The following day Chaca invited us to visit them at their house in the town. It really struck us how the people here delight in meeting other people. In the West people often delight in “things”, but here people delight in “people” – which is how it should be really. The boys had a great time playing with all the kids from the neighbourhood – playing soccer, exploring their tree house, and climbing papaya trees. They walked us back to our dinghy armed with 23 fresh coconuts, and we felt really humbled by how appreciative they were of our visit.
In the meantime, we had moved our boat back to the quieter anchorage, and entered the gap in the reef after Marco had satisfied himself that there were no dangers. The bonus was that a bit of swell had pulled in, and a left and right wave were peeling down the reef. The swell needs to be pretty sizeable for the waves to be good, as they need to wrap a long way. Marco reckons that the right would be excellent in the right conditions. As it were, the waves were perfectly formed, and a great size for the boys to enjoy without fear. They spent many hours surfing – either school in the morning and surf in the afternoon, or visa versa.
We thought we’d try and buy some food in the smaller village just inland from our anchorage. The village turned out to be quite far inland, so we just enjoyed a walk through the dry rice paddies interspersed with flourishing vegetable gardens. Again, there was a comprehensive network of canals throughout, complete with sluice gates to change the flow of the water. So impressive!
With the nearby village being a little too far to walk to, we had to take the dinghy back to Seba to stock up on food. There is apparently a market a little out of town – 1km? 5km? We couldn’t get a consistent answer, but managed to find a decent selection of fruit and vegetables from the various stalls in the town.
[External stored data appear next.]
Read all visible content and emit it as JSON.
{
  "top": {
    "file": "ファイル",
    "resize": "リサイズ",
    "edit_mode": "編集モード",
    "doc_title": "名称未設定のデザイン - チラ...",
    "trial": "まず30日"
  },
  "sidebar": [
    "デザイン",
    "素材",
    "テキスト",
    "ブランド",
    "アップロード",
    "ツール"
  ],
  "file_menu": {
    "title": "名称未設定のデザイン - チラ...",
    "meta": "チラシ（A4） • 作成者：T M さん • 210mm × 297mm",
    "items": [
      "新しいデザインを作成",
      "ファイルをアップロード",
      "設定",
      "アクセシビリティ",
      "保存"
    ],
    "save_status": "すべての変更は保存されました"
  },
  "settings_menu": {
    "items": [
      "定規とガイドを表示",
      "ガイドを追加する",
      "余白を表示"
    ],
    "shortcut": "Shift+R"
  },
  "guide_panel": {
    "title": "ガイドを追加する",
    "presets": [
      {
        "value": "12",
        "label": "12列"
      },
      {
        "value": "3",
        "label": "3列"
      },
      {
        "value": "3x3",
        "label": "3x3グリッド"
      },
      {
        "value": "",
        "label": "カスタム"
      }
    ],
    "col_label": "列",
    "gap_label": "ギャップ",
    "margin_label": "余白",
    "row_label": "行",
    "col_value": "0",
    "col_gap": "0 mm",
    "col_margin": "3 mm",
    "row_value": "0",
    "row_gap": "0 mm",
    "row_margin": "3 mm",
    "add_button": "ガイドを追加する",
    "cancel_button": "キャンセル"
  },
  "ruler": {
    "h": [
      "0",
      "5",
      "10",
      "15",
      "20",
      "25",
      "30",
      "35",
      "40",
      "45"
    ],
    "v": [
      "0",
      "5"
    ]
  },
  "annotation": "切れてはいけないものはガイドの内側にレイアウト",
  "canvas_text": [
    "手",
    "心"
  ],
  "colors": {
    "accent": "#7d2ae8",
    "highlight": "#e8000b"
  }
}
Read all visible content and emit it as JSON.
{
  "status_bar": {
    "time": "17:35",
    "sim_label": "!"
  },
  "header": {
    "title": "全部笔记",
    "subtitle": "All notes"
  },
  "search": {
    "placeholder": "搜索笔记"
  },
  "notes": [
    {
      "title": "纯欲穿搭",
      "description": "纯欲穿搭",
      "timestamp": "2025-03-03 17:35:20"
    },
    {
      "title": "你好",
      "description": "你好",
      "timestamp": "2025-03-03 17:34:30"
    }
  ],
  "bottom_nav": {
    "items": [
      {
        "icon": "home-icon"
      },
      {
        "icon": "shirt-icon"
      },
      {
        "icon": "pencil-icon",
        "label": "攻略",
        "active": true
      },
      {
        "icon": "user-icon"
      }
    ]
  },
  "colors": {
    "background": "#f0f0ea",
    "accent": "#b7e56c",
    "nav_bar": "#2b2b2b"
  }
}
We also took the opportunity to enjoy “nasi ayam” (fried chicken and rice) from a warung – so delicious, and great to eat chicken again!
After returning from our provisioning, we found a couple of kids with surfboards on our boat. They were jumping into the water from the cockpit – but we weren’t happy, as we didn’t know them. Marco had some stern words with them about coming on board uninvited. We did, however, realise that they hadn’t meant any harm and were really just coming to say hello. As it turned out, the boys ended up going surfing with them and got to know them quite well over the next couple of days. They joined us on the beach one evening for a campfire and a game of soccer, and rowed out to us with coconuts the next day. Noah and Josh were very sad to leave them when we eventually left.
And so, our time in Savu had to come to an end. A beautiful island with beautiful people – thank you for your hospitality and warm welcome!